Die russische Mobilmachung. Die ältere deutsche Literatur weist ihr eine zentrale Rolle zu; Clark hat diese Sichtweise partiell wieder rehabilitiert. Wir sahen bereits, dass sich Berlin durchaus darüber im Klaren war, dass die russische Mobilmachung anders zu bewerten ist als etwa die deutsche, die sofort Krieg nach sich zieht. Ich schließe nicht aus, dass am 31. sowohl Russland als auch Frankreich inzwischen wirklich kriegsbereit und kriegswillig waren. Aber ich sagte schon einmal: Den hingeworfenen Fehdehandschuh aufnehmen ist etwas anderes als der Entschluß, diesen Handschuh überhaupt erst zu werfen.
Ob sie sich zu diesem Zeitpunkt des englischen Beistandes wirklich so unsicher waren, wie manchmal gesagt wird?

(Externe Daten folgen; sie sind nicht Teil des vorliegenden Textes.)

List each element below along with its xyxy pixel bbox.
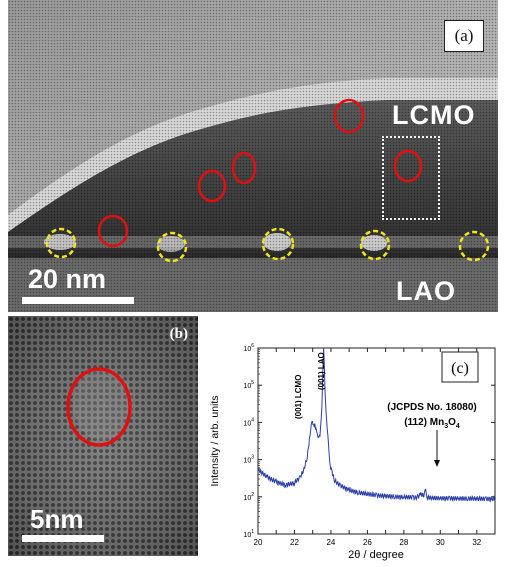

Das mag bei einzelnen Akteuren so gewesen sein – im Prinzip aber pfiffen die Spatzen von den Dächern, dass Deutschland im Kriegsfall die belgische Neutralität verletzen würde, mit allen Folgen für die Haltung Englands. Grey hat letztlich schon 1912 keine Zweifel daran gelassen, wie England sich im Fall eines großen europäischen Krieges positionieren würde. Und dass Berlin nicht gewusst haben will, wo England steht, ist seit der Kautsky-Position als Zwecklüge entlarvt.

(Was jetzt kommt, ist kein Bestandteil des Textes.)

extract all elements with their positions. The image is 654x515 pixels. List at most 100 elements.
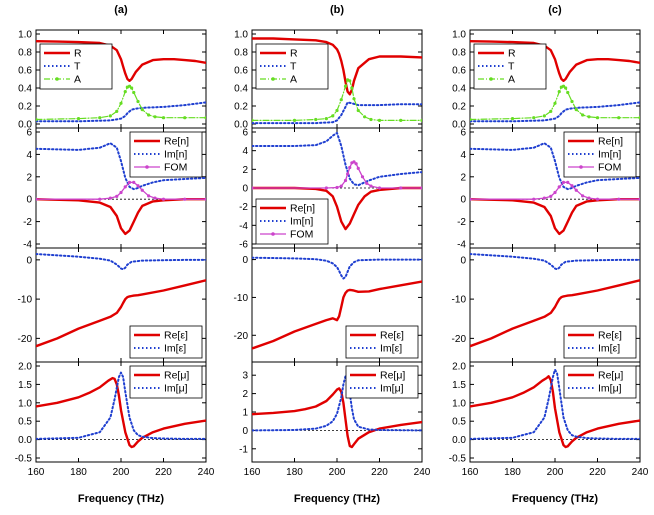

Und hier das „Hamburger Echo“ der „Vorwärts“ und die „Hamburger Nachrichten“ vom 31.
Interessant, dass auch die SPD-Blätter schon von den (letztlich ja zutreffenden) Spekulationen über russische Mobilmachung gegen Deutschland berichten. Immerhin weiß zB das Hamburger Echo genau, dass die russische Mobilmachung nicht notwendig Krieg bedeuten muss. Auch werden, versteckt und in Andeutungen, die in der Tat seit Tagen im Geheimen anlaufenden deutschen Kriegsvorbereitungen erwähnt.

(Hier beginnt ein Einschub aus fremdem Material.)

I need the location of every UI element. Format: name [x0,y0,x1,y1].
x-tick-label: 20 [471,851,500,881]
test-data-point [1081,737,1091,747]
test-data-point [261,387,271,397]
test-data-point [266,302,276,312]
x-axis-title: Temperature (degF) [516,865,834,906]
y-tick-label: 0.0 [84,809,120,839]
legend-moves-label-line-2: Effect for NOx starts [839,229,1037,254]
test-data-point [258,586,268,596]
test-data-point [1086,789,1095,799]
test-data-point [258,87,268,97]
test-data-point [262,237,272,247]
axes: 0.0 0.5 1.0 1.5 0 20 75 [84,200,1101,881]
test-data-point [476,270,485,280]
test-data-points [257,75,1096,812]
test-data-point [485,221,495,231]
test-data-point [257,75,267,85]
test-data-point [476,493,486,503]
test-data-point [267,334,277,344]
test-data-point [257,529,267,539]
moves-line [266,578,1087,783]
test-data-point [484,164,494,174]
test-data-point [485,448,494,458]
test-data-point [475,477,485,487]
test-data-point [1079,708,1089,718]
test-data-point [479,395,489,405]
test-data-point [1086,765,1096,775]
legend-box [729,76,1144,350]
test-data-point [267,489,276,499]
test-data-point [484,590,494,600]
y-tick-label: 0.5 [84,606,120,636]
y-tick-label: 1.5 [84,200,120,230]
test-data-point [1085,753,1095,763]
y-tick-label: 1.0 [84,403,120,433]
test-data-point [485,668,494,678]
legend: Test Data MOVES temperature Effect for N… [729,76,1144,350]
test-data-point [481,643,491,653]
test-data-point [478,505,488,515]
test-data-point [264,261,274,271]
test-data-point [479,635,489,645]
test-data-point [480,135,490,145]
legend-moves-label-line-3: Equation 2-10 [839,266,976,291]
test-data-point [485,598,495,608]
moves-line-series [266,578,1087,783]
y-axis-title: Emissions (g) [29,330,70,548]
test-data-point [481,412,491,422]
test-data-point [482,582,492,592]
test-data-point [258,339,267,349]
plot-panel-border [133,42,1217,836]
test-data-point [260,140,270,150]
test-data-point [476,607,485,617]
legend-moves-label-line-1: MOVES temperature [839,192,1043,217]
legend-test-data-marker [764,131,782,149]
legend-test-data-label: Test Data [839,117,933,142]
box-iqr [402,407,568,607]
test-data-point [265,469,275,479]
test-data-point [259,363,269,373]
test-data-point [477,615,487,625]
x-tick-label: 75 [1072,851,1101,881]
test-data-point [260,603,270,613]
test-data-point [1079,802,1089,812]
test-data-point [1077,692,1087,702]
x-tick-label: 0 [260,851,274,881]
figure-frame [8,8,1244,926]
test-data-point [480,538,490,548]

Der „Vorwärts“ warnt bereits vor den Schrecken des Uboot- und des Luftkriegs (!!!), es kann überhaupt keine Rede davon sein, dass man 1914 nichts von den neuen Dimensionen des technisierten Krieges gewusst hat.

Beide SPD-zeitungen sind heute noch auf Friedenskurs.

Und dann die „Hamburger Nachrichten“. in der Morgenausgabe noch gespannte Erwartungen, daneben werden erste militärische Vorbereitungen aus Königsberg geschildert (und ein russischer Spion in Allenstein natürlich), abends dann der Kriegzustand. Interessant die (falsche) Kurzmeldung über angebliche/mögliche Mobilmachung in Italien. Und: „Das Bekanntwerden der Erklärung des Kriegszustandes in Deutschland veranlaßte an der Börse begeisterte patriotische Kundgebungen.“ Im übrigen nehmen die „Tartarenmeldungen“ jetzt so richtig Fahrt auf: Sprengung einer Eisenbahnbrücke durch die Russen (natürlich kein Wort wahr!). Diese systematische Häufung solcher Meldungen, sie werden in den nächsten Tagen noch aburder werden, dürfte kaum Zufall sein.